Why is the Planck/WMAP estimate of the age of the universe preferred? A recent physorg article is titled "The measurements of the expansion of the universe don't add up". The article says

The current analysis of the variable brightness of cepheids with space telescopes such as the Hubble, along with other direct observations of objects in our cosmic environment and more distant supernovae, indicate that the H0 value is approximately 73.9 kilometres per second per megaparsec (an astronomical unit equivalent to about 3.26 million light years).
However, measurements based on the early Universe provide an average H0 value of 67.4 km/s/Mpc. These other records, obtained with data from the European Space Agency's Planck Satellite and other instruments, are obtained indirectly on the basis of the success of the standard cosmological model (Lambda-CDM model) ...

I thought I could learn more about these different methods from wikipedia, but the age of the universe article only talks about the Planck data and WMAP, and an age ~ 13.7B years. The wiki talk page does have a section that refers to the Hubble's Law page, which does talk about different methods and history, but also says

More recent measurements from the Planck mission published in 2018 indicate a lower value of 67.66±0.42% although, even more recently, in March 2019, a higher value of 74.03±1.42% has been determined using an improved procedure involving the Hubble Space Telescope.[60] The two measurements disagree at the 4.4σ level, beyond a plausible level of chance.[61] The resolution to this disagreement is an ongoing area of research.[62]

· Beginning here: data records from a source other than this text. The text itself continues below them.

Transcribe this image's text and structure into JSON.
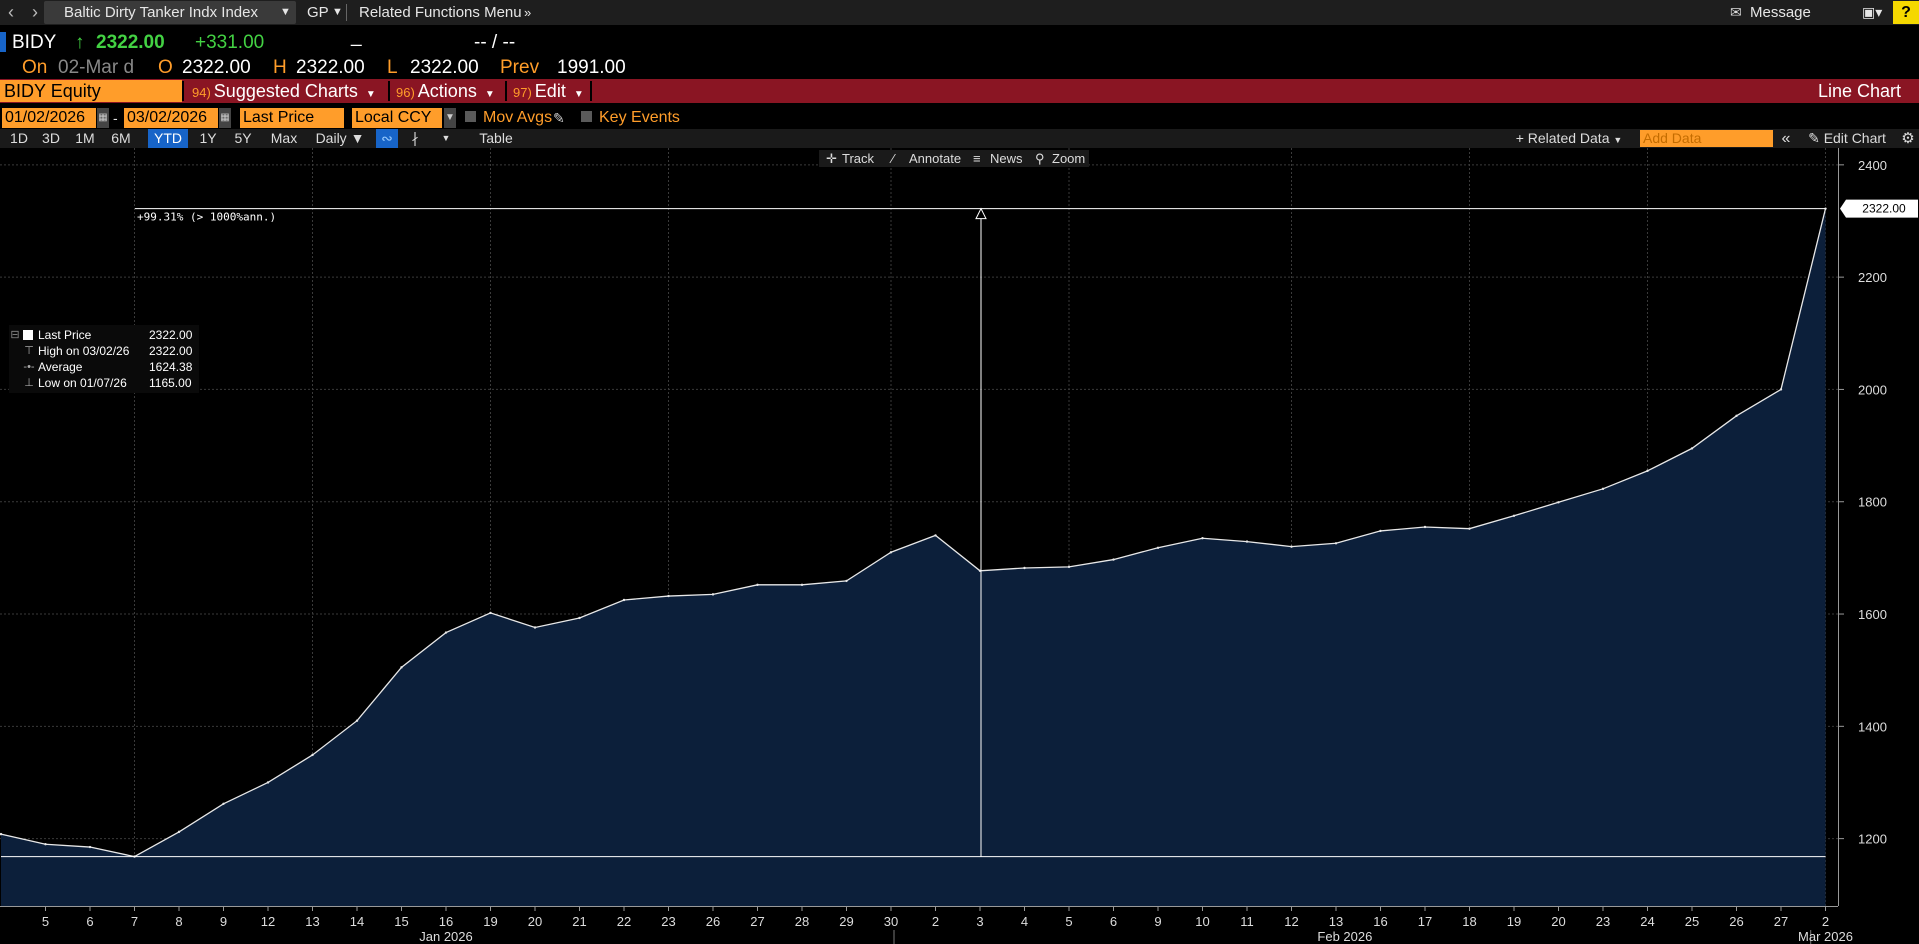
{
  "topbar": {
    "security": "Baltic Dirty Tanker Indx Index",
    "gp": "GP",
    "related": "Related Functions Menu",
    "message": "Message",
    "help": "?"
  },
  "quote": {
    "ticker": "BIDY",
    "last": "2322.00",
    "change": "+331.00",
    "bidask": "-- / --",
    "on_label": "On",
    "date": "02-Mar d",
    "open_label": "O",
    "open": "2322.00",
    "high_label": "H",
    "high": "2322.00",
    "low_label": "L",
    "low": "2322.00",
    "prev_label": "Prev",
    "prev": "1991.00"
  },
  "menubar": {
    "equity": "BIDY Equity",
    "suggested_num": "94)",
    "suggested": "Suggested Charts",
    "actions_num": "96)",
    "actions": "Actions",
    "edit_num": "97)",
    "edit": "Edit",
    "chart_type": "Line Chart"
  },
  "settings": {
    "start_date": "01/02/2026",
    "end_date": "03/02/2026",
    "field": "Last Price",
    "currency": "Local CCY",
    "mov_avgs": "Mov Avgs",
    "key_events": "Key Events"
  },
  "ranges": [
    "1D",
    "3D",
    "1M",
    "6M",
    "YTD",
    "1Y",
    "5Y",
    "Max"
  ],
  "selected_range": "YTD",
  "toolbar": {
    "period": "Daily",
    "table": "Table",
    "related_data": "Related Data",
    "add_data_placeholder": "Add Data",
    "edit_chart": "Edit Chart",
    "track": "Track",
    "annotate": "Annotate",
    "news": "News",
    "zoom": "Zoom"
  },
  "legend": {
    "rows": [
      {
        "label": "Last Price",
        "value": "2322.00"
      },
      {
        "label": "High on 03/02/26",
        "value": "2322.00"
      },
      {
        "label": "Average",
        "value": "1624.38"
      },
      {
        "label": "Low on 01/07/26",
        "value": "1165.00"
      }
    ]
  },
  "measure_label": "+99.31% (> 1000%ann.)",
  "colors": {
    "accent_orange": "#ff9d2a",
    "up_green": "#43d143",
    "menu_red": "#8a1523",
    "area_fill": "#0c1f3a",
    "selected_blue": "#1764c8"
  },
  "chart_data": {
    "type": "area",
    "series": [
      {
        "name": "Last Price",
        "values": [
          1208,
          1190,
          1185,
          1168,
          1212,
          1262,
          1300,
          1349,
          1410,
          1505,
          1567,
          1602,
          1576,
          1593,
          1625,
          1632,
          1635,
          1652,
          1652,
          1659,
          1710,
          1740,
          1677,
          1682,
          1684,
          1697,
          1718,
          1735,
          1729,
          1720,
          1726,
          1748,
          1755,
          1752,
          1775,
          1799,
          1823,
          1855,
          1895,
          1953,
          2000,
          2322
        ]
      }
    ],
    "x": [
      "",
      "5",
      "6",
      "7",
      "8",
      "9",
      "12",
      "13",
      "14",
      "15",
      "16",
      "19",
      "20",
      "21",
      "22",
      "23",
      "26",
      "27",
      "28",
      "29",
      "30",
      "2",
      "3",
      "4",
      "5",
      "6",
      "9",
      "10",
      "11",
      "12",
      "13",
      "16",
      "17",
      "18",
      "19",
      "20",
      "23",
      "24",
      "25",
      "26",
      "27",
      "2"
    ],
    "x_period_labels": [
      "Jan 2026",
      "Feb 2026",
      "Mar 2026"
    ],
    "y_ticks": [
      1200,
      1400,
      1600,
      1800,
      2000,
      2200,
      2400
    ],
    "ylim": [
      1080,
      2430
    ],
    "last_value_label": "2322.00",
    "grid": true,
    "legend_position": "left"
  }
}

So why is the Planck/WMAP estimate of the age of the universe preferred over similar alternatives, such as estimates based on Hubble observations?
 A: *

*Hubble observations can only produce a local measurement of Hubble
constant $H_0$. The cosmic ladders such as cepheids and supernovae
are used to arrive at the Hubble parameter $H(t)$ at low redshift. In other
words, Hubble observations only tell you the cosmic behavior of the recent
epoch. It's a snapshot of the universe in its adulthood, with beards and what not. 

*Planck Satellite observations determine cosmic parameters (6 of them) based the remnant signals emanating from the universe in its embryonic stage, such as Cosmic Microwave Background (CMB). It's a point-in-time picture of the universe when it's still a cute baby with chubby face. 


Two takeaways:


*

*Since Planck Satellite observations are interpreted in the context of $\Lambda CMD$ to reproduce the whole evolution history of the universe, one can impute the age of the universe as well as the current value of the Hubble parameter $H_0$. Nevertheless, one should bear in mind that these Planck results are model ($\Lambda CMD$) dependent. Given the tightened error margin in cosmic ladder and CMB measurements, the $H_0$ tension between Hubble and Planck is most likely due to some defect in the standard cosmology model $\Lambda CMD$. Therefore the Planck-based estimation (in conjunction with $\Lambda CMD$) of the age of the universe is questionable.

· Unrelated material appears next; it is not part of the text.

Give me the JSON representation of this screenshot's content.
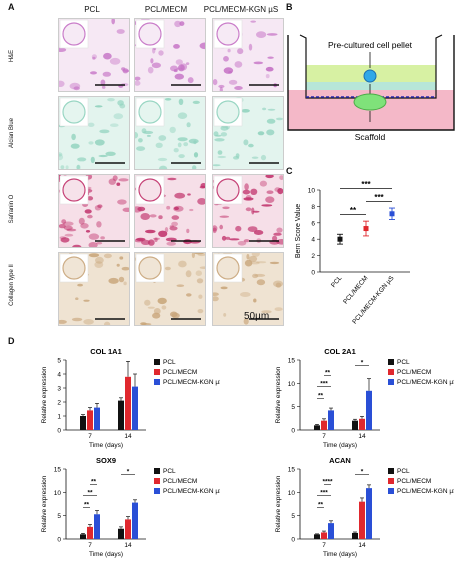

*Hubble observations CAN be used to directly calculate the Hubble constant $H_0$ without resorting to any cosmological model such as the concordance model $\Lambda CMD$. However, without enlisting the aid from $\Lambda CMD$ (and the questionable $\Lambda CMD$ parameters sourced from Planck), Hubble observations alone are INCAPABLE of inferring the age of the Universe.


Is there any direct way of observing the age of the universe? Well, the estimation of the age of the old globular clusters might put a lower bound on the age of the universe, since the universe must be older than these globular clusters. As of yet, the observations of the age of the oldest globular clusters are inconclusive, with some of them MIGHT exceed the Planck-based estimation of age of the universe.
And this is where things stand with the wonderfully "accurate" standard cosmology. 
A: You have partly answered your own question. The Planck measurements are more precise. Moreover, it is generally assumed, perhaps wrongly, that the measurements based on the cosmic microwave background are subject to fewer systematic uncertainties than other methods.
You also need to think about how the age is derived. For that you need more than just the value of $H_0$. In particular you need estimates of the energy densities of matter and dark energy. These can come from the cosmic microwave background data alone and give the value of 13.8 billion years.
If $H_0$ from Planck and from other methods do not agree, then there is a problem with the measurements, cosmology, or both. But you can't really just adopt a different value of $H_0$ and then use the other cosmological parameters that are derived from the CMB to derive a new age (though people have).